3. Second UV channel. I've been doing game art for a little bit now, and still haven't come across a reason I need a second UV channel (except for lightmaps). Can anyone point out a good example for this?
thanks
Replies
1- Normally, for these kind of details on surfaces, we don`t use geometry at all. If we do, we gonna need a lot of geometry, time and resources to reproduce those details, not efficient at all! That`s why we use normal mapping and for oblique surfaces that we really want to reproduce slopes, we use shaders tricks Like parallax occlusion.
And, if we need to change things later, we can easily do this by modifying our graphs and textures.
2- There is no recipe on how to do things right. Although you will find many workflows online that mean to speed things up, and avoid production error, sometimes, you go for "whatever gets the job done". But researching online and speaking to more advanced artists (not me) will allow you to develop news methods and better workflows.
3- I have a good example for this. I worked with a in-house game engine where all dirty masks and decals was placed using a second UV map made by our artists. You can probably find on the internets lots of good examples of stuff made by using another UV channel.
The most common use of uv2 is for lightmapping, like you noticed. Another use is baked ambient occlusion for PBR. Another use is for a custom painted mask that blends together multiple tiling textures.
I can't see any actual practical use of having large details like columns in a substance designer texture myself.

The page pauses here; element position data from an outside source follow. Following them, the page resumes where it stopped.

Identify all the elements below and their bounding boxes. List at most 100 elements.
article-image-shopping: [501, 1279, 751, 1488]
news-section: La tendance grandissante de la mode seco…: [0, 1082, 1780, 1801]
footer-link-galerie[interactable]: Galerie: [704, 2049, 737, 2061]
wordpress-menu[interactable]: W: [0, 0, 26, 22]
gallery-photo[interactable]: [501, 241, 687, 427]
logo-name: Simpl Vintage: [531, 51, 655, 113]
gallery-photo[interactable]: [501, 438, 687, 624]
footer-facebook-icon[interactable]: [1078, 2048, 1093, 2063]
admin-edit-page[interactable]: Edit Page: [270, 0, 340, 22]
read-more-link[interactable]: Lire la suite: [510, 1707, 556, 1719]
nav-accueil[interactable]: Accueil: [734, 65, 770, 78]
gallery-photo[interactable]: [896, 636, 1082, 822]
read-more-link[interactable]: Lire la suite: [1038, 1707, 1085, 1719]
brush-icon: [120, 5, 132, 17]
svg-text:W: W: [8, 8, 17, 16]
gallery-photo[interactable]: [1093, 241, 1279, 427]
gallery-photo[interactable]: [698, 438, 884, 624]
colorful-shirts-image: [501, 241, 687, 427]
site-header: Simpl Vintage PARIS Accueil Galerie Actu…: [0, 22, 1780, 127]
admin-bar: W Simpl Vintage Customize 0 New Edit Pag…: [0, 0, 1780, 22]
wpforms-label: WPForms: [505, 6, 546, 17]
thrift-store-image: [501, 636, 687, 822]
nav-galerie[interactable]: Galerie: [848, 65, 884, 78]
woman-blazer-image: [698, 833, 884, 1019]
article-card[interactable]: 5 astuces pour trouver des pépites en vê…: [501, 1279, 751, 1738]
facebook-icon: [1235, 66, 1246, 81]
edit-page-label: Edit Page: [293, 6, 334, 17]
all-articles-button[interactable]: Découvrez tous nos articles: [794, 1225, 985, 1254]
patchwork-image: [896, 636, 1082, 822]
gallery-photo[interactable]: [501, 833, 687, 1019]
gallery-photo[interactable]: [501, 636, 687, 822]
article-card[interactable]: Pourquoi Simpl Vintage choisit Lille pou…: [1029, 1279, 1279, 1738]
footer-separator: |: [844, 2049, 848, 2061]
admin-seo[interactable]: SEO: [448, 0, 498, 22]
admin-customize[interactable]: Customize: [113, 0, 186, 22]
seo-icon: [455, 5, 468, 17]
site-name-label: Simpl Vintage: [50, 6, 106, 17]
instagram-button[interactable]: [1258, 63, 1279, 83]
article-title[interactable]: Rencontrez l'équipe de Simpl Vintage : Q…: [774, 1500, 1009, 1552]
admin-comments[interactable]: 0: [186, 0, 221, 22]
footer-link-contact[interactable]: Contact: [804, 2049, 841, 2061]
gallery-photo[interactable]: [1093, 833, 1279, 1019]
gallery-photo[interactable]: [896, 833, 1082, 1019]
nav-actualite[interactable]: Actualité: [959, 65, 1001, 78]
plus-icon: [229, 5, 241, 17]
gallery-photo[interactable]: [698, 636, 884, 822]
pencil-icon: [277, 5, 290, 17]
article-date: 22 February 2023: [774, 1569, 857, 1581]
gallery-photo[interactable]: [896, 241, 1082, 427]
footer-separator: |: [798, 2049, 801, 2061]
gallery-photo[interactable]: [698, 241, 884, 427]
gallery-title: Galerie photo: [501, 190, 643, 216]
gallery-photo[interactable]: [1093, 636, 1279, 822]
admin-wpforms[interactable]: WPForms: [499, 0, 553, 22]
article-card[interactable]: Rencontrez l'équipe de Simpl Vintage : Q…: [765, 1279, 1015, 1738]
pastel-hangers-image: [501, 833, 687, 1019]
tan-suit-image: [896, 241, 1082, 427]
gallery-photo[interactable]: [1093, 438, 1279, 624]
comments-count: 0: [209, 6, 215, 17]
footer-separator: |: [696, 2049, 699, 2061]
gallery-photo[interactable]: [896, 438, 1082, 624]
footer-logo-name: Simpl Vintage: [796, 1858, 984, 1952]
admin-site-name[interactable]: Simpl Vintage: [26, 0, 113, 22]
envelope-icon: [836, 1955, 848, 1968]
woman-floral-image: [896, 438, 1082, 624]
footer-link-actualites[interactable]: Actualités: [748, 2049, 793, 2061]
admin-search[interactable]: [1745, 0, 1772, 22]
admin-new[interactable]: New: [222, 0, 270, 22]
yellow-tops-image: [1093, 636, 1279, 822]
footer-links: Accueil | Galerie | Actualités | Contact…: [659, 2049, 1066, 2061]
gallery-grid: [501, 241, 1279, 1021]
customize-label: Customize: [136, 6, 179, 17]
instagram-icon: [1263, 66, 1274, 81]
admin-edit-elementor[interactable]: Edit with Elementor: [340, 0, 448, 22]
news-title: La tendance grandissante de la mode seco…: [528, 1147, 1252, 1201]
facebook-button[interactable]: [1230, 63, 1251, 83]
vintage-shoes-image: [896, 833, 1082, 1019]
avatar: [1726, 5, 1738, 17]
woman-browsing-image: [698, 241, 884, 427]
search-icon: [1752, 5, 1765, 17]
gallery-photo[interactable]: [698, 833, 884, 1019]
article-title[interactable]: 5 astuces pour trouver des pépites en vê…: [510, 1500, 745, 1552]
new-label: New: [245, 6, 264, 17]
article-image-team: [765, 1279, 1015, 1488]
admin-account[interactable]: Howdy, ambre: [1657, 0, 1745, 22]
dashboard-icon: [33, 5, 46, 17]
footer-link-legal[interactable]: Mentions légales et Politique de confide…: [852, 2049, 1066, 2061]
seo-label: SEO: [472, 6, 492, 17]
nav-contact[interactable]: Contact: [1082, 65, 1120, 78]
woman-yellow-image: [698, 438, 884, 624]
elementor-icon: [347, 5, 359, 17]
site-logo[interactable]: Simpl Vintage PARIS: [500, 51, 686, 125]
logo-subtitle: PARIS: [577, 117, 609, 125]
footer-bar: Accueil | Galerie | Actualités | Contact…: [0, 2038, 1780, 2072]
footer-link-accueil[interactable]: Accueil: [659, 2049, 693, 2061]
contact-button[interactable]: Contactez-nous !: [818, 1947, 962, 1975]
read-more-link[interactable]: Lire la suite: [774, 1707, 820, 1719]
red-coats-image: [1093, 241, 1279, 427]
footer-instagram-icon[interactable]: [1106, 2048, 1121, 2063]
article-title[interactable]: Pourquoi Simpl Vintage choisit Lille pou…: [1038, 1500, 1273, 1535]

It wouldn't be useful in an actual game as you would never have enough tesselation to support that kind of detail.
I think it's more of a "why not?" thing, or for the challenge, pushing your skills further. Even if there's no direct use, that creative spark is what drives the industry. Maybe someone else will see substances like this and say "Hey, I bet I can write a script that makes a low poly building from this in a smart way". Procedural building modeling is already a thing, but the more tools we have available to us, the better off we are. I guess this flows back into your "whatever gets the job done" question.